L’eventuale, rilevante, squilibrio tra le posizioni dovrà poi essere effetto delle scelte di vita familiare adottate e condivise nel corso del matrimonio, con il sacrificio delle aspettative professionali e reddituali di una delle parti in funzione dell’assunzione di un ruolo trainante all’interno della famiglia. La valutazione del Giudice su questo specifico punto deve essere rigorosa ma la differenza tra le posizioni economiche complessive delle parti al momento del divorzio non deve necessariamente essere provato esclusivamente dal coniuge richiedente l’assegno.
Per consentire l’attribuzione di un assegno divorzile deve esistere quindi uno squilibrio economico rilevante che sia la conseguenza delle scelte e dei sacrifici fatti durante la convivenza nell’interesse della famiglia. Accertato lo squilibrio economico il Giudice deve poi verificare se tale divario possa essere superato in modo autonomo dal richiedente l’assegno, mediante il recupero o il consolidamento della propria attività professionale. L’esistenza di fattori che potrebbero impedire il superamento dello squilibrio (ad esempio la capacità lavorativa del richiedente) deve essere provata dal richiedente l’assegno.
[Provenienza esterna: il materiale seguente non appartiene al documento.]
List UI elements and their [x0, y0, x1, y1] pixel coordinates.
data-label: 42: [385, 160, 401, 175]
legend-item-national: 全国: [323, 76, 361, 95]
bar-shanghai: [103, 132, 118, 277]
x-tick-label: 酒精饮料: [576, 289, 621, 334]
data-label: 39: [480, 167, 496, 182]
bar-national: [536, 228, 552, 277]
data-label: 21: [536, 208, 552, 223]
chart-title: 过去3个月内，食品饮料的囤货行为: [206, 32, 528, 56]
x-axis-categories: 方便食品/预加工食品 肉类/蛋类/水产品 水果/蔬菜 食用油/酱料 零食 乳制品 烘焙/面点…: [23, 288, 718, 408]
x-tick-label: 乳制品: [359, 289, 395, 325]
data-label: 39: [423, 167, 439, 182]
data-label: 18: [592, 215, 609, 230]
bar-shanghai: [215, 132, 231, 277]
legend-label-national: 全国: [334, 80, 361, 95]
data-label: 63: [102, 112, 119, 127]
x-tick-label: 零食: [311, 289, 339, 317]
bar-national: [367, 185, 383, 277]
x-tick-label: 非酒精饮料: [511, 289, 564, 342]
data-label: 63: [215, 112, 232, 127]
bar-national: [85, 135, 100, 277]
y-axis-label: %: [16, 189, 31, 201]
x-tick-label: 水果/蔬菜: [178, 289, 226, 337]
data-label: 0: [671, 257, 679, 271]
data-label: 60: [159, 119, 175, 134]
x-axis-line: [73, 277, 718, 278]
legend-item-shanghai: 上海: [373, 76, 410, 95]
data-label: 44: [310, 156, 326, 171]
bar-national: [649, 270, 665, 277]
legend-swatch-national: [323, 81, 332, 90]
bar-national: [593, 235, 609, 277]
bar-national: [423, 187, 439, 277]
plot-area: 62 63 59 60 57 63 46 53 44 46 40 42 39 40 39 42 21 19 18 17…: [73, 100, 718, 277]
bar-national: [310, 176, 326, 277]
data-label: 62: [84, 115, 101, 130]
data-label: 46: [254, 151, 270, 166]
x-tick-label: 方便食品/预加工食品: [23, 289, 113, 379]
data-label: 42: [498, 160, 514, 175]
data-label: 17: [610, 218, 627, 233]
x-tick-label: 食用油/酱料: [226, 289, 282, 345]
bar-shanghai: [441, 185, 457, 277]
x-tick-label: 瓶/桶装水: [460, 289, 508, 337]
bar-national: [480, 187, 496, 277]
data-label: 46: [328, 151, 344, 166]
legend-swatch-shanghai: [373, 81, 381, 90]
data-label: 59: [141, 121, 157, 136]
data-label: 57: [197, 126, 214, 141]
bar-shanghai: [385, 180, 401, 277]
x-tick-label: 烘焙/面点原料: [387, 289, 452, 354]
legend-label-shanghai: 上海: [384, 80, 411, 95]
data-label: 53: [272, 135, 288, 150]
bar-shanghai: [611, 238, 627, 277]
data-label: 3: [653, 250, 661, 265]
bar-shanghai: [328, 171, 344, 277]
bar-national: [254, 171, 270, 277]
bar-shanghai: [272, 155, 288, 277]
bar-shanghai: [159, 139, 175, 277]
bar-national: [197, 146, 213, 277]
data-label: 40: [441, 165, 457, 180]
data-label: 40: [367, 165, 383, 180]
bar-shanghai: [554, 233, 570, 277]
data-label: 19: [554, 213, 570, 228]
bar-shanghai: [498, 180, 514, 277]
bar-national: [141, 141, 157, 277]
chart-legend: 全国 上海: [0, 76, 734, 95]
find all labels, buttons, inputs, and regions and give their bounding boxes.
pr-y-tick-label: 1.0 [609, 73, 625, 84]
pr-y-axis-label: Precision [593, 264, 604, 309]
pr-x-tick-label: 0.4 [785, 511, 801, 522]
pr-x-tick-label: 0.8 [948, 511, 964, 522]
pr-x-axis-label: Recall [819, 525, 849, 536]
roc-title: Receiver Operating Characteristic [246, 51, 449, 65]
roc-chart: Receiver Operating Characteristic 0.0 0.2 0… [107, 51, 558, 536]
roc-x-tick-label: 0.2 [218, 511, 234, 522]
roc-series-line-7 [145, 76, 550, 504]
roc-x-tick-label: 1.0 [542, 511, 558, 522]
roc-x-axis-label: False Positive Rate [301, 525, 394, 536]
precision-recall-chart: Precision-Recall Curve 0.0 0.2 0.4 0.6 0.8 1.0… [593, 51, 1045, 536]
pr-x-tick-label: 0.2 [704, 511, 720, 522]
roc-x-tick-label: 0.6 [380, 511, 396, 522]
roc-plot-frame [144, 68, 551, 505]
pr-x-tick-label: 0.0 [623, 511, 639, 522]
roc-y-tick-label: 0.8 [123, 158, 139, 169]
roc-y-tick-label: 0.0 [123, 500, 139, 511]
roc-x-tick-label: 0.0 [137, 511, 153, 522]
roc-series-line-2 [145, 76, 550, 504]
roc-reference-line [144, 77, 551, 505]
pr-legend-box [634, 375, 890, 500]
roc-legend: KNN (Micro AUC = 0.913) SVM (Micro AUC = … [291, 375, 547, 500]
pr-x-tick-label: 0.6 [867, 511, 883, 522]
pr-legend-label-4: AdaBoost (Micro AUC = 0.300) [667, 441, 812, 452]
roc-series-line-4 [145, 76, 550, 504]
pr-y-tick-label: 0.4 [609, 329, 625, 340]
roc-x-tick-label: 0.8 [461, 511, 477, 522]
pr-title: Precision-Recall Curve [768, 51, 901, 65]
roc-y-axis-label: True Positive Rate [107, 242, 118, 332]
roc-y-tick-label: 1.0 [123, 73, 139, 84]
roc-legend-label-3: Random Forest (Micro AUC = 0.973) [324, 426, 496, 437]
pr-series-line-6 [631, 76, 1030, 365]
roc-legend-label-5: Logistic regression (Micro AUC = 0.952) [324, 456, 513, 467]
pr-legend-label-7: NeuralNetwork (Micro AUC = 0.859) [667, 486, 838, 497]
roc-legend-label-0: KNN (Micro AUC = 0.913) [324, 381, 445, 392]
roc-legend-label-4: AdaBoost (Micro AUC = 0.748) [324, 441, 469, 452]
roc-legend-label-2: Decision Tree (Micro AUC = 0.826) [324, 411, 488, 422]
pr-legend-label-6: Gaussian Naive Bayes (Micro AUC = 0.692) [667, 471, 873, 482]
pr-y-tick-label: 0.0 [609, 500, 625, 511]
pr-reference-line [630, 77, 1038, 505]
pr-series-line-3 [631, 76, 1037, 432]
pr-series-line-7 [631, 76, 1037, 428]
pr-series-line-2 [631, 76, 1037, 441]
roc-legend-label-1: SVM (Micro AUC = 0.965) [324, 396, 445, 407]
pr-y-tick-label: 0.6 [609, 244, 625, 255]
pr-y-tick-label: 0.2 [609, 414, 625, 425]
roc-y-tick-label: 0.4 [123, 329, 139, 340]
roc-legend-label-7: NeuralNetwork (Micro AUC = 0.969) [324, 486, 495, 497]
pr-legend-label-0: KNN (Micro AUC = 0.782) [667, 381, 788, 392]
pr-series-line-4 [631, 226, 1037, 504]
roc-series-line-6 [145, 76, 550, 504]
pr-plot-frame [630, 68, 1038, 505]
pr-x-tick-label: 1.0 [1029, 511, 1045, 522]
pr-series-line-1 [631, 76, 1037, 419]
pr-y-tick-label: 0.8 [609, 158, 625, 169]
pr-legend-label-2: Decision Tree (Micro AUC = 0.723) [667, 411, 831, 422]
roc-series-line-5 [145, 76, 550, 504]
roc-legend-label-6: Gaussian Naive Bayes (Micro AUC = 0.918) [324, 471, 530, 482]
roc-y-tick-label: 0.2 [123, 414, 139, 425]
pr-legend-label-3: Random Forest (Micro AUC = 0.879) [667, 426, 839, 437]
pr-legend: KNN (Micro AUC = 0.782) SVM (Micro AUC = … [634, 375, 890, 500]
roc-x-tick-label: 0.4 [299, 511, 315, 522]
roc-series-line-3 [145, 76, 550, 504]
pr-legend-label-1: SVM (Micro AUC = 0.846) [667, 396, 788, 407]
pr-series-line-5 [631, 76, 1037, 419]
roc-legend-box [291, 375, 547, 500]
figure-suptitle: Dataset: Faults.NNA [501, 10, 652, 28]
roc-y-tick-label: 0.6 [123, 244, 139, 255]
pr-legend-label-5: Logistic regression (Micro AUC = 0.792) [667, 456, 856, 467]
Pertanto l’assegno potrà essere negato nel caso in cui, sebbene vi sia uno squilibrio reddituale, risulti che il coniuge richiedente possa superare autonomamente tale squilibrio.
Quali sono gli effetti dell’instaurazione di una nuova convivenza sul diritto a percepire l’assegno divorzile ?
La convivenza che si presenti come stabile modello di vita comune fa cessare il diritto alla percezione dell’assegno divorzile, dal momento che la creazione di una nuova famiglia – anche di fatto – rompe ogni legame con il tenore e il modello di vita caratterizzanti la precedente fase di convivenza matrimoniale.